December 18, 2012

Remember the Fallen

I couldn't find a reason to grieve. I was sure there was something wrong with me. Hadn't I loved her? Everyone else was crying....
My great-grandma died close to a week ago. Sunday, December 2, 2012. We went to the funeral and I couldn't find any reason to feel even a semblance of grief for her. In all honesty, I still can't. I tried all the typical reasons.
I'll never see her again: Actually, I will. I'll see her in paradise.
She's not going to be here for Christmas: is this really getting to be about me getting presents? That's pitiful. She's not celebrating Christ's birth here, but she's WITH Christ. That's way better than any Christmas gathering.
She's gone. I can't see her any more: yes, she's gone. She is gone into Heaven. She can breathe freely. She can move. She can run and shout and laugh and dance again.
Death hadn't touched my life until then, save for the loss of two dogs, a hermit crab, and one relative I had never known. Even for my PETS I cried. But for my great-grandma? No. In the span of about 20 minutes I felt sadness. Not grief or sorrow, but sadness.

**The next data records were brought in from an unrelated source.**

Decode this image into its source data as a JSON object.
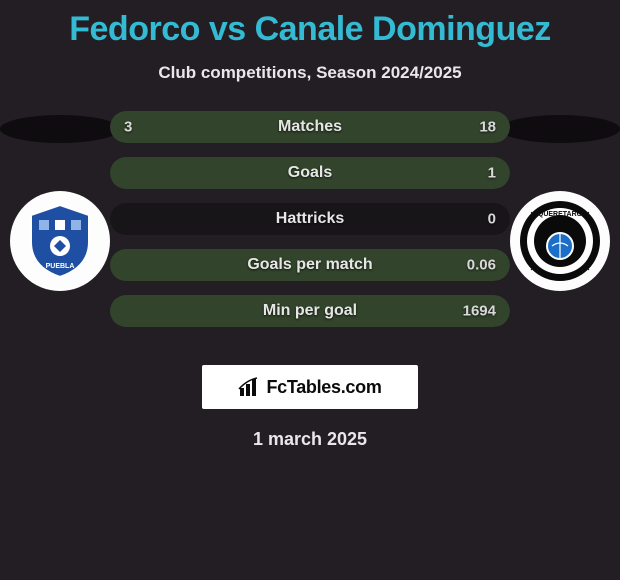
{
  "title": "Fedorco vs Canale Dominguez",
  "subtitle": "Club competitions, Season 2024/2025",
  "date": "1 march 2025",
  "colors": {
    "background": "#231e24",
    "title": "#34bbd4",
    "text": "#e8e8e8",
    "bar_bg": "#181519",
    "bar_fill": "#32442b",
    "brand_bg": "#ffffff",
    "brand_text": "#0b0b0b"
  },
  "brand": {
    "label": "FcTables.com"
  },
  "stats": [
    {
      "label": "Matches",
      "left_val": "3",
      "right_val": "18",
      "left_pct": 14,
      "right_pct": 86
    },
    {
      "label": "Goals",
      "left_val": "",
      "right_val": "1",
      "left_pct": 0,
      "right_pct": 100
    },
    {
      "label": "Hattricks",
      "left_val": "",
      "right_val": "0",
      "left_pct": 0,
      "right_pct": 0
    },
    {
      "label": "Goals per match",
      "left_val": "",
      "right_val": "0.06",
      "left_pct": 0,
      "right_pct": 100
    },
    {
      "label": "Min per goal",
      "left_val": "",
      "right_val": "1694",
      "left_pct": 0,
      "right_pct": 100
    }
  ],
  "teams": {
    "left": {
      "name": "Puebla FC",
      "badge_bg": "#fdfdfd",
      "primary": "#1e4fa3",
      "secondary": "#8fb4e6"
    },
    "right": {
      "name": "Querétaro",
      "badge_bg": "#fdfdfd",
      "primary": "#0a0a0a",
      "secondary": "#1c6fc9"
    }
  }
}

And now, here I am. This is one week after the mass shooting in Newtown. I think of those 26 killed. I think back to the stories I've heard of Columbine. Of the shootings in Tucson, in Aurora, in so many places within the past few years. I think of my friend's pastor who killed himself last year. I think of all of them who lost their lives, people I don't even know, and I grieve with a sorrow I have never known. It's a physical heartache. Something that makes my stomach knot and my head hurt. I do not hate the shooters. I weep for them. The boy in Newtown, he didn't just wake up that morning with a psychopathic urge to kill. He was human. He IS human. The others were too. The shooters, the victims, the witnesses, they're all HUMAN. I am by no means saying that what they did was right. I am not saying it is acceptable. But they didn't just desire blood. They were driven to that by so many different forces and voices. Some of those were their own.
Now, there are so many families who will wake on Christmas morning and weep bitterly for their children. For their husbands. Wives. Mothers. Fathers. And they will wonder why God would do this if he existed. They will despair in their loss. The shootings go on in theaters, churches, mosques, schools, homes, streets...
And so I grieve for them.
It is devastating. Those children may not have been saved. They will never get to live out their lives. They won't have children of their own. Their families, their friends, now live with not only the memory of their lives but with the memories of their deaths. Depression may ensue. Despair. Falling away from God. Hatred toward those who murdered the ones they loved. And all of this is understandable. To an extent it is expected. No words can compensate for the people you have lost. The nation truly does grieve with you.
Even still, remember those who begin such things. A teenager who decides to open fire on classmates before killing himself may be driven by depression. Depression brought on by others. Everything you do has a consequence. There have been multiple accounts of people planning suicide then rejecting it because someone reminded them that they are Human. That they matter. These kids were reminded of that because someone picked up their books, said hi to them, complimented them somehow. And it saved their life.
To those reading this long after these current events, do not forget to remember the fallen. Do not reject those who hurt. Do not cause the harm that pushes people toward, to, and over the edge of control into the abyss of depression and darkness.
To those not affected by these shootings: pray. Pray for the men, women, and children who have lost ones they loved. That they still love. Pray for comfort and peace. Pray for something good to come from this.
To those involved or affected by the shootings... There are no words for what has happened and I am deeply, deeply sorry. I pray for you. I weep for you, with you, and will continue to do so for years to come. Evil is hard at work. No law or regulation can stop Satan. Comfort each other. I pray that _something_ good would come out of this. Trust in God, because He is there. I can't explain the "why?"s. But there is a reason. Somehow, somewhere, there is a reason. Whether we will ever see or understand it, I don't know.
To you all: Remember the forgotten.




Ltpoethearts.blogspot.com

December 4, 2012

Questions...

Why is it that just when everything looks perfect and I've neatly arranged all my scenery that a whirlwind comes through and threatens everything? Just when I've filed away all of my Fears and shoved the last few crumbs of Doubt under the rug, a twister runs through and throws everything back out into the open again so that I have to rush to cover it until I have more time to reorganize. I'd just neared recovery from two back-to-back internal battles (the earthquake and the aftershock). Little did I know, a hurricane was on the way. My great-grandma died on Sunday night. I haven't slowed down enough to really soak it in and everything it means. I'm not sure I want to. Maybe this is that "denial stage". If I keep moving long enough, if I can fall asleep fast enough at night, I won't have to think about it and it won't mess me up again. I can outrun the hurricane.
Maybe that's a fantasy, but it's one of the few things I still want to believe. I can't seem to find the light at the end of any of these twisting and winding tunnels. In fact, I'm pretty sure I've been going in circles for months.

Maybe life wasn't meant to be put together. People always seem to think someone or other has their life all figured out, but what if that's not even possible?